Archive for the saddness Category

It comes full circle…

Posted in modo, moving on, saddness with tags , on May 6, 2008 by erin

History…Do we learn from it or repeat it? Hopefully learn. That’s why we watched as British soldiers studied the battles at Normandy. What could they take away and use in this life time? What can we take away and learn from?

We moved to this city in 2003 young and full of spunk. With dreams. We moved here with $30 in our pocket but had hope that things would get better. Matt decided he was done working as an Engineer and I can’t blame him. That job took the life out of his eyes, I knew that. I didn’t want that for him or us. So he started a small company, Commercial Equity, with two smart entrepreneur buddies like himself. They started in coffee shops with meetings and ideas while I worked to help us survive.

Soon they had a goal, a plan and a building. They bought an apartment building built in the 50’s completely renovated it, putting 60 to 70 thousand dollars per door. With finishes that did not usually come standard: granite counter tops, stainless steel appliances, hard wood floors, glass tile, balconies and roof top deck with views of the city skyline. These finishes most developers would charge the buyer 2 or three times their cost but not us. We made our places affordable and they flew off the shelf so to speak. I quit my job and became their office manager/bookkeeper.

Things flourished in the next several years, more buildings were purchased, investors called us to see if we had a spot for their money, foreman and laborers were hired, partners brought aboard, realtors commissioned, work trucks purchased, I got an assistant, we got a fancy new name and purchased a fantastic office building .

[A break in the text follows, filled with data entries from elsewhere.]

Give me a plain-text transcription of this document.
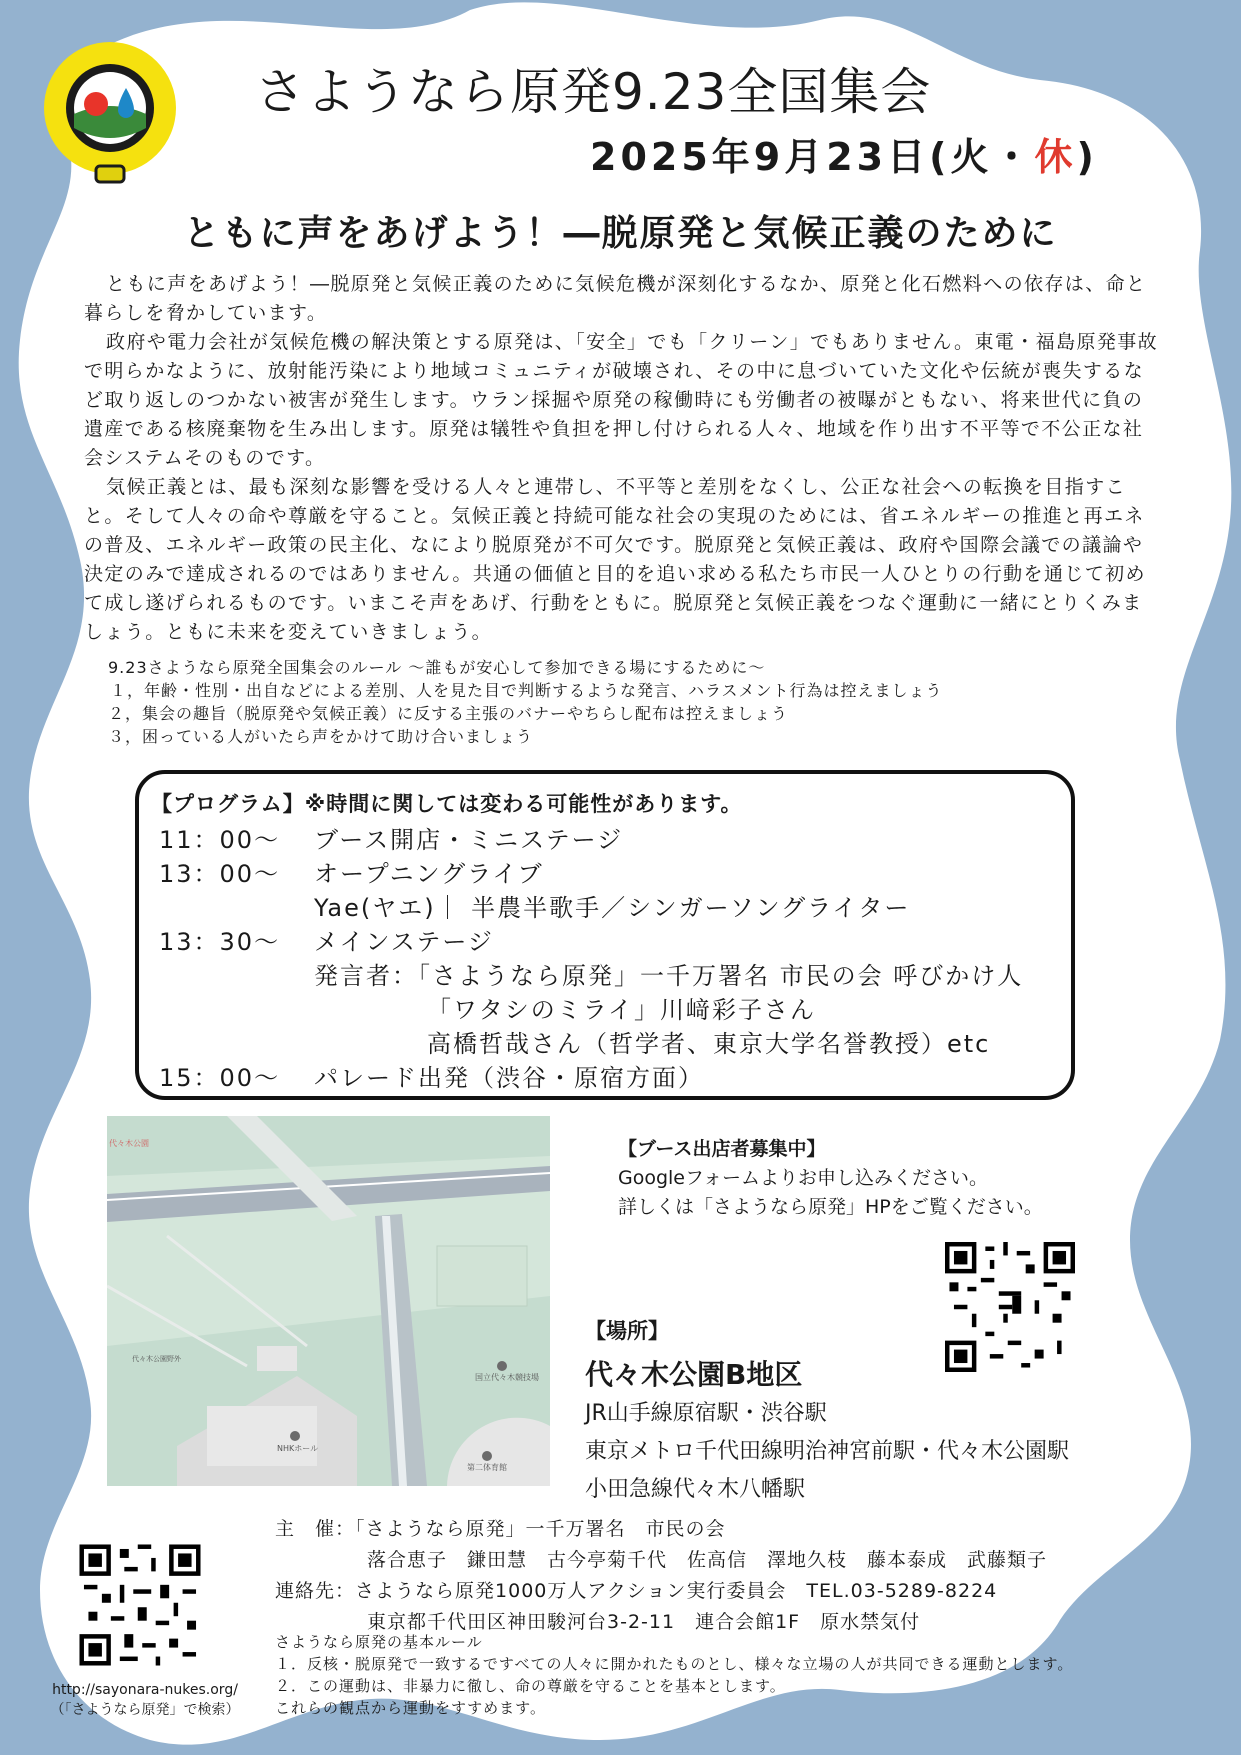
さようなら原発9.23全国集会
2025年9月23日(火・休)
ともに声をあげよう！―脱原発と気候正義のために

ともに声をあげよう！―脱原発と気候正義のために気候危機が深刻化するなか、原発と化石燃料への依存は、命と暮らしを脅かしています。

政府や電力会社が気候危機の解決策とする原発は、「安全」でも「クリーン」でもありません。東電・福島原発事故で明らかなように、放射能汚染により地域コミュニティが破壊され、その中に息づいていた文化や伝統が喪失するなど取り返しのつかない被害が発生します。ウラン採掘や原発の稼働時にも労働者の被曝がともない、将来世代に負の遺産である核廃棄物を生み出します。原発は犠牲や負担を押し付けられる人々、地域を作り出す不平等で不公正な社会システムそのものです。

気候正義とは、最も深刻な影響を受ける人々と連帯し、不平等と差別をなくし、公正な社会への転換を目指すこと。そして人々の命や尊厳を守ること。気候正義と持続可能な社会の実現のためには、省エネルギーの推進と再エネの普及、エネルギー政策の民主化、なにより脱原発が不可欠です。脱原発と気候正義は、政府や国際会議での議論や決定のみで達成されるのではありません。共通の価値と目的を追い求める私たち市民一人ひとりの行動を通じて初めて成し遂げられるものです。いまこそ声をあげ、行動をともに。脱原発と気候正義をつなぐ運動に一緒にとりくみましょう。ともに未来を変えていきましょう。

9.23さようなら原発全国集会のルール ～誰もが安心して参加できる場にするために～
１，年齢・性別・出自などによる差別、人を見た目で判断するような発言、ハラスメント行為は控えましょう
２，集会の趣旨（脱原発や気候正義）に反する主張のバナーやちらし配布は控えましょう
３，困っている人がいたら声をかけて助け合いましょう
【プログラム】※時間に関しては変わる可能性があります。
11：00～ ブース開店・ミニステージ
13：00～ オープニングライブ
Yae(ヤエ)｜ 半農半歌手／シンガーソングライター
13：30～ メインステージ
発言者：「さようなら原発」一千万署名 市民の会 呼びかけ人
「ワタシのミライ」川﨑彩子さん
高橋哲哉さん（哲学者、東京大学名誉教授）etc
15：00～ パレード出発（渋谷・原宿方面）
NHKホール
第二体育館
国立代々木競技場
代々木公園野外
代々木公園	【ブース出店者募集中】
Googleフォームよりお申し込みください。
詳しくは「さようなら原発」HPをご覧ください。
【場所】
代々木公園B地区
JR山手線原宿駅・渋谷駅
東京メトロ千代田線明治神宮前駅・代々木公園駅
小田急線代々木八幡駅
主　催：「さようなら原発」一千万署名　市民の会
落合恵子　鎌田慧　古今亭菊千代　佐高信　澤地久枝　藤本泰成　武藤類子
連絡先：さようなら原発1000万人アクション実行委員会　TEL.03-5289-8224
東京都千代田区神田駿河台3-2-11　連合会館1F　原水禁気付
さようなら原発の基本ルール
１．反核・脱原発で一致するですべての人々に開かれたものとし、様々な立場の人が共同できる運動とします。
２．この運動は、非暴力に徹し、命の尊厳を守ることを基本とします。
これらの観点から運動をすすめます。
http://sayonara-nukes.org/
（「さようなら原発」で検索）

It was awesome. We were the talk of the town. We hired a marketing expert, were written about in countless papers, threw amazing parties and still we grew.

Sadly……..

Things are not so glamorous now. Blame it on the market. Blame it on growing too fast. Blame it on being too nice. Whatever or where ever the blame lays it doesn’t matter. The reality is the company is down to partners and two hired employees; we moved out of our fabulous office building and are scraping by. No money, no income, s.l.o.w. sales and slashing prices to get out.

My heart is heavy. I had hoped by now at our age and with a baby we would be financially stable. Not millionaires not even hundred thousand-air. Just secure.

The good news: I have my family, we have a home, and we will survive. My husband is smart and a hard worker and for what ever reason he was lead to get his broker license a few months ago. All is not lost. I believe they (we all) have learned. I believe some day we will have financial stability. I have a hope and a dream I won’t let die. Things will get better, I can feel it.